ProtGEN

TÜBİTAK-ARDEB 1001 Scientific and Technological Research Projects Support Program 2022

Modern de novo protein design encompasses structure/backbone generation or sequence design, reflecting that function emerges from the interplay of sequence and three-dimensional fold. In this project, we developed ProtGEN, a computational system for de novo design of single-domain proteins using data-driven generative modelling and deep neural networks. The system comprises four alternative generative models spanning different regimes: (i) a flow-matching structural-backbone designer that samples 3D scaffolds; (ii) an autoregressive transformer that writes amino-acid sequences conditioned on function; (iii) a GAN whose generator and discriminator are language models to refine given sequence constraints; and (iv) a state-space (Mamba) autoregressor that scales linearly with sequence length for long, information-selective generation.
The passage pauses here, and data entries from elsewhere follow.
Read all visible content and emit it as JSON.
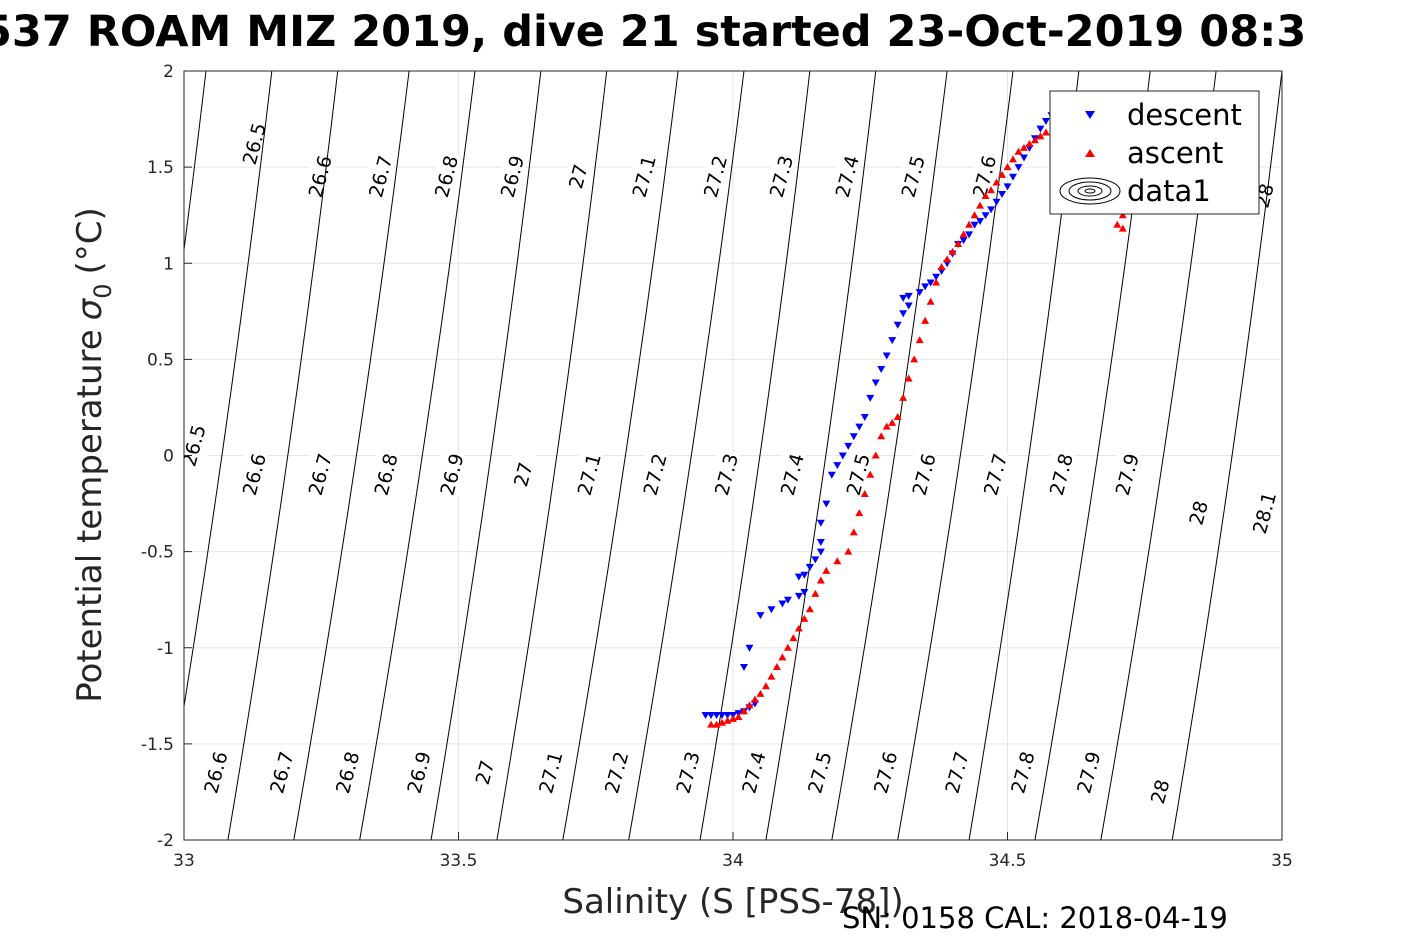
{
  "chart_data": {
    "type": "scatter",
    "title": "537 ROAM MIZ 2019, dive 21 started 23-Oct-2019 08:3",
    "xlabel": "Salinity (S [PSS-78])",
    "ylabel": "Potential temperature",
    "ylabel_symbol": "σ",
    "ylabel_subscript": "0",
    "ylabel_unit": "(°C)",
    "xlim": [
      33,
      35
    ],
    "ylim": [
      -2,
      2
    ],
    "xticks": [
      "33",
      "33.5",
      "34",
      "34.5",
      "35"
    ],
    "yticks": [
      "2",
      "1.5",
      "1",
      "0.5",
      "0",
      "-0.5",
      "-1",
      "-1.5",
      "-2"
    ],
    "grid": true,
    "legend_position": "top-right",
    "footer": "SN: 0158  CAL: 2018-04-19",
    "density_contours": [
      {
        "label": "26.5",
        "x_at_top": 33.04,
        "x_at_bottom": 32.84,
        "label_points": [
          [
            33.13,
            1.62
          ],
          [
            33.02,
            0.05
          ]
        ]
      },
      {
        "label": "26.6",
        "x_at_top": 33.16,
        "x_at_bottom": 32.96,
        "label_points": [
          [
            33.25,
            1.45
          ],
          [
            33.13,
            -0.1
          ],
          [
            33.06,
            -1.65
          ]
        ]
      },
      {
        "label": "26.7",
        "x_at_top": 33.28,
        "x_at_bottom": 33.08,
        "label_points": [
          [
            33.36,
            1.45
          ],
          [
            33.25,
            -0.1
          ],
          [
            33.18,
            -1.65
          ]
        ]
      },
      {
        "label": "26.8",
        "x_at_top": 33.41,
        "x_at_bottom": 33.2,
        "label_points": [
          [
            33.48,
            1.45
          ],
          [
            33.37,
            -0.1
          ],
          [
            33.3,
            -1.65
          ]
        ]
      },
      {
        "label": "26.9",
        "x_at_top": 33.53,
        "x_at_bottom": 33.32,
        "label_points": [
          [
            33.6,
            1.45
          ],
          [
            33.49,
            -0.1
          ],
          [
            33.43,
            -1.65
          ]
        ]
      },
      {
        "label": "27",
        "x_at_top": 33.65,
        "x_at_bottom": 33.45,
        "label_points": [
          [
            33.72,
            1.45
          ],
          [
            33.62,
            -0.1
          ],
          [
            33.55,
            -1.65
          ]
        ]
      },
      {
        "label": "27.1",
        "x_at_top": 33.77,
        "x_at_bottom": 33.57,
        "label_points": [
          [
            33.84,
            1.45
          ],
          [
            33.74,
            -0.1
          ],
          [
            33.67,
            -1.65
          ]
        ]
      },
      {
        "label": "27.2",
        "x_at_top": 33.9,
        "x_at_bottom": 33.69,
        "label_points": [
          [
            33.97,
            1.45
          ],
          [
            33.86,
            -0.1
          ],
          [
            33.79,
            -1.65
          ]
        ]
      },
      {
        "label": "27.3",
        "x_at_top": 34.02,
        "x_at_bottom": 33.81,
        "label_points": [
          [
            34.09,
            1.45
          ],
          [
            33.99,
            -0.1
          ],
          [
            33.92,
            -1.65
          ]
        ]
      },
      {
        "label": "27.4",
        "x_at_top": 34.14,
        "x_at_bottom": 33.94,
        "label_points": [
          [
            34.21,
            1.45
          ],
          [
            34.11,
            -0.1
          ],
          [
            34.04,
            -1.65
          ]
        ]
      },
      {
        "label": "27.5",
        "x_at_top": 34.26,
        "x_at_bottom": 34.06,
        "label_points": [
          [
            34.33,
            1.45
          ],
          [
            34.23,
            -0.1
          ],
          [
            34.16,
            -1.65
          ]
        ]
      },
      {
        "label": "27.6",
        "x_at_top": 34.39,
        "x_at_bottom": 34.18,
        "label_points": [
          [
            34.46,
            1.45
          ],
          [
            34.35,
            -0.1
          ],
          [
            34.28,
            -1.65
          ]
        ]
      },
      {
        "label": "27.7",
        "x_at_top": 34.51,
        "x_at_bottom": 34.3,
        "label_points": [
          [
            34.48,
            -0.1
          ],
          [
            34.41,
            -1.65
          ]
        ]
      },
      {
        "label": "27.8",
        "x_at_top": 34.63,
        "x_at_bottom": 34.43,
        "label_points": [
          [
            34.6,
            -0.1
          ],
          [
            34.53,
            -1.65
          ]
        ]
      },
      {
        "label": "27.9",
        "x_at_top": 34.76,
        "x_at_bottom": 34.55,
        "label_points": [
          [
            34.72,
            -0.1
          ],
          [
            34.65,
            -1.65
          ]
        ]
      },
      {
        "label": "28",
        "x_at_top": 34.88,
        "x_at_bottom": 34.67,
        "label_points": [
          [
            34.97,
            1.35
          ],
          [
            34.85,
            -0.3
          ],
          [
            34.78,
            -1.75
          ]
        ]
      },
      {
        "label": "28.1",
        "x_at_top": 35.0,
        "x_at_bottom": 34.8,
        "label_points": [
          [
            34.97,
            -0.3
          ]
        ]
      }
    ],
    "series": [
      {
        "name": "descent",
        "marker": "triangle-down",
        "color": "#0000ff",
        "points": [
          [
            33.95,
            -1.35
          ],
          [
            33.96,
            -1.35
          ],
          [
            33.97,
            -1.35
          ],
          [
            33.98,
            -1.35
          ],
          [
            33.99,
            -1.35
          ],
          [
            34.0,
            -1.35
          ],
          [
            34.01,
            -1.34
          ],
          [
            34.02,
            -1.33
          ],
          [
            34.03,
            -1.31
          ],
          [
            34.04,
            -1.29
          ],
          [
            34.02,
            -1.1
          ],
          [
            34.03,
            -1.0
          ],
          [
            34.05,
            -0.83
          ],
          [
            34.07,
            -0.8
          ],
          [
            34.09,
            -0.77
          ],
          [
            34.1,
            -0.75
          ],
          [
            34.12,
            -0.73
          ],
          [
            34.13,
            -0.71
          ],
          [
            34.12,
            -0.63
          ],
          [
            34.13,
            -0.62
          ],
          [
            34.14,
            -0.58
          ],
          [
            34.15,
            -0.54
          ],
          [
            34.16,
            -0.5
          ],
          [
            34.16,
            -0.45
          ],
          [
            34.16,
            -0.35
          ],
          [
            34.17,
            -0.25
          ],
          [
            34.18,
            -0.1
          ],
          [
            34.19,
            -0.05
          ],
          [
            34.2,
            0.0
          ],
          [
            34.21,
            0.05
          ],
          [
            34.22,
            0.1
          ],
          [
            34.23,
            0.15
          ],
          [
            34.24,
            0.2
          ],
          [
            34.25,
            0.3
          ],
          [
            34.26,
            0.38
          ],
          [
            34.27,
            0.45
          ],
          [
            34.28,
            0.52
          ],
          [
            34.29,
            0.6
          ],
          [
            34.3,
            0.68
          ],
          [
            34.31,
            0.74
          ],
          [
            34.32,
            0.78
          ],
          [
            34.31,
            0.82
          ],
          [
            34.32,
            0.83
          ],
          [
            34.34,
            0.85
          ],
          [
            34.35,
            0.88
          ],
          [
            34.36,
            0.9
          ],
          [
            34.37,
            0.93
          ],
          [
            34.38,
            0.96
          ],
          [
            34.39,
            1.0
          ],
          [
            34.4,
            1.05
          ],
          [
            34.41,
            1.1
          ],
          [
            34.42,
            1.12
          ],
          [
            34.43,
            1.15
          ],
          [
            34.44,
            1.2
          ],
          [
            34.45,
            1.22
          ],
          [
            34.46,
            1.25
          ],
          [
            34.47,
            1.28
          ],
          [
            34.48,
            1.32
          ],
          [
            34.49,
            1.36
          ],
          [
            34.5,
            1.4
          ],
          [
            34.51,
            1.45
          ],
          [
            34.52,
            1.5
          ],
          [
            34.53,
            1.55
          ],
          [
            34.54,
            1.6
          ],
          [
            34.55,
            1.65
          ],
          [
            34.56,
            1.7
          ],
          [
            34.57,
            1.74
          ],
          [
            34.58,
            1.77
          ],
          [
            34.59,
            1.79
          ],
          [
            34.61,
            1.8
          ]
        ]
      },
      {
        "name": "ascent",
        "marker": "triangle-up",
        "color": "#ff0000",
        "points": [
          [
            33.96,
            -1.4
          ],
          [
            33.97,
            -1.4
          ],
          [
            33.98,
            -1.39
          ],
          [
            33.99,
            -1.38
          ],
          [
            34.0,
            -1.37
          ],
          [
            34.01,
            -1.36
          ],
          [
            34.02,
            -1.33
          ],
          [
            34.03,
            -1.3
          ],
          [
            34.04,
            -1.27
          ],
          [
            34.05,
            -1.24
          ],
          [
            34.06,
            -1.2
          ],
          [
            34.07,
            -1.15
          ],
          [
            34.08,
            -1.1
          ],
          [
            34.09,
            -1.05
          ],
          [
            34.1,
            -1.0
          ],
          [
            34.11,
            -0.95
          ],
          [
            34.12,
            -0.9
          ],
          [
            34.13,
            -0.85
          ],
          [
            34.14,
            -0.8
          ],
          [
            34.15,
            -0.72
          ],
          [
            34.16,
            -0.65
          ],
          [
            34.17,
            -0.6
          ],
          [
            34.19,
            -0.55
          ],
          [
            34.21,
            -0.5
          ],
          [
            34.22,
            -0.4
          ],
          [
            34.23,
            -0.3
          ],
          [
            34.24,
            -0.2
          ],
          [
            34.25,
            -0.1
          ],
          [
            34.26,
            0.0
          ],
          [
            34.27,
            0.1
          ],
          [
            34.28,
            0.15
          ],
          [
            34.29,
            0.17
          ],
          [
            34.3,
            0.2
          ],
          [
            34.31,
            0.3
          ],
          [
            34.32,
            0.4
          ],
          [
            34.33,
            0.5
          ],
          [
            34.34,
            0.6
          ],
          [
            34.35,
            0.7
          ],
          [
            34.36,
            0.8
          ],
          [
            34.37,
            0.9
          ],
          [
            34.38,
            0.98
          ],
          [
            34.39,
            1.02
          ],
          [
            34.4,
            1.06
          ],
          [
            34.41,
            1.1
          ],
          [
            34.42,
            1.15
          ],
          [
            34.43,
            1.2
          ],
          [
            34.44,
            1.25
          ],
          [
            34.45,
            1.3
          ],
          [
            34.46,
            1.35
          ],
          [
            34.47,
            1.38
          ],
          [
            34.48,
            1.42
          ],
          [
            34.49,
            1.46
          ],
          [
            34.5,
            1.5
          ],
          [
            34.51,
            1.54
          ],
          [
            34.52,
            1.58
          ],
          [
            34.53,
            1.6
          ],
          [
            34.54,
            1.62
          ],
          [
            34.55,
            1.64
          ],
          [
            34.56,
            1.66
          ],
          [
            34.57,
            1.68
          ],
          [
            34.66,
            1.5
          ],
          [
            34.68,
            1.4
          ],
          [
            34.7,
            1.3
          ],
          [
            34.71,
            1.25
          ],
          [
            34.7,
            1.2
          ],
          [
            34.71,
            1.18
          ]
        ]
      },
      {
        "name": "data1",
        "marker": "contour-ellipses",
        "color": "#000000",
        "points": []
      }
    ]
  }
}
Candidate proteins are generated under functional conditioning and screened using structural priors and physicochemical filters. We completed the pipeline with post-processing analyses, using structure prediction and physics-based energy calculations. We applied the framework to DNA methyltransferases (DNMT3A/3B) as a test case. Designed DNMT-like sequences exhibited favourable stability estimates and binding-energy profiles relative to natural DNMTs, supporting plausible active-site geometries and target engagement. The top candidates will be progressed to prospective prioritisation for synthesis and assay, as part of future studies. We plan to release a web service and command-line interface to enable community use for function-conditioned protein generation. This work establishes a practical, integrative pipeline for protein design that couples graph-native learning and language modelling with property-aware constraints, demonstrating its application to a therapeutically relevant enzyme family.